My presumption is that even with last winter in Oregon, west of the Cascades, as warm as it was, we nonetheless came nowhere near running into lack of chill hours as a problem. Would I be correct in that assumption? Can anyone give me an example of what a winter would look like in order to begin running into such a challenge? I note some varieties of fruit require vastly more chilling hours than others? Is this an issue? Where in the West does lack of chill hours begin becoming an issue?
Kind regards,
n

...in southern California for certain fruits. The Pacific Northwest as a region has the highest chill hours in the country because the 32 to 45 degree range is very common. I believe it is in excess of 2,000 hours--there are many chill hour calculators on the Internet.
The winter of 1976/77 was extremely mild from a freezing standpoint, but there were still plenty of 32-45 degree hours.
Nick, I am in Vancouver WA which probably has a little more chill hour than Western OR, depending on where you are, but similar to Portland. Based on spring bloom, I have never had an issue with chill hours, in 15 years, for any fruit tree.
A bigger problem is late frost.
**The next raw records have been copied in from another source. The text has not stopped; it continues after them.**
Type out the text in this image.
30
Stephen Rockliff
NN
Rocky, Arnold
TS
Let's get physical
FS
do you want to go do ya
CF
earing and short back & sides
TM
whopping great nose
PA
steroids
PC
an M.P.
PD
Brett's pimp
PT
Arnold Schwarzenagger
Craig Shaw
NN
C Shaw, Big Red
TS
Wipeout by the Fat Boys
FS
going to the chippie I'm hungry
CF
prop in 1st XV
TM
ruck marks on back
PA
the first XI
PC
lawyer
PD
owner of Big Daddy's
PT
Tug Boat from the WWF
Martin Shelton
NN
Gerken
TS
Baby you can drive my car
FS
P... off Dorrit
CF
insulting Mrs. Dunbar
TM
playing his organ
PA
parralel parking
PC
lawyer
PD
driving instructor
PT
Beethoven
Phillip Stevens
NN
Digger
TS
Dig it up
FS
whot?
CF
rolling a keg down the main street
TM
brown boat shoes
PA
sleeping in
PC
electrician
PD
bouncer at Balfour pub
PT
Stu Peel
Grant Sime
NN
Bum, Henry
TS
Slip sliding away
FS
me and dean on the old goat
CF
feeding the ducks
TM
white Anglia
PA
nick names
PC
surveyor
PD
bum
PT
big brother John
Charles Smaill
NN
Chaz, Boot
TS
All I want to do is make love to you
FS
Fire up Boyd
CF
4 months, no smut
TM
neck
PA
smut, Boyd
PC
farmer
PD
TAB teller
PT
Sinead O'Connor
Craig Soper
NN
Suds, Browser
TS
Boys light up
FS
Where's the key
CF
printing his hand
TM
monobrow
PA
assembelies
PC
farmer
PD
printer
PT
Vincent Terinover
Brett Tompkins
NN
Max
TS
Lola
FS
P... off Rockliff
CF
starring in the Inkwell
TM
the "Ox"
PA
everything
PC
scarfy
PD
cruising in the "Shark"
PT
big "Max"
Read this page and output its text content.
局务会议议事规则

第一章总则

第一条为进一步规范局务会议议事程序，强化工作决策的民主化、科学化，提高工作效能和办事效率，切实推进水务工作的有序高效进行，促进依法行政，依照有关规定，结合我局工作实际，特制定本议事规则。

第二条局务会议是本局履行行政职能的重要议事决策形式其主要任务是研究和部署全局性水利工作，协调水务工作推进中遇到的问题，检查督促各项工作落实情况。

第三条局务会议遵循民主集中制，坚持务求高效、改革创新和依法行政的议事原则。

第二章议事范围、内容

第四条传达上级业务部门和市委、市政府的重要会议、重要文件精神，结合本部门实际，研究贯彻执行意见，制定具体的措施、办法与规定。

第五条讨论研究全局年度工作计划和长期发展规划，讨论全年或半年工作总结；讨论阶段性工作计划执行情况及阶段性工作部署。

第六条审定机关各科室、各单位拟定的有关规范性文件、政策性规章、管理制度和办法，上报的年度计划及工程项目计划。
Peaches, apricots, and apriums bloom in the mild late winter, then the flowers get frosted. That almost always kills my apricot trees. Plums and cherries worry me each spring, but it doesn't seem to be an issue so far.

Sensitive plants like pie cherries and American persimmons, which you can't grow in So Cal, needed like 1/3 of the chill hours we provide. In the PNW, we list hardiness degrees when people buy plants. In Cal, they list chill hours to see if you should buy the plants.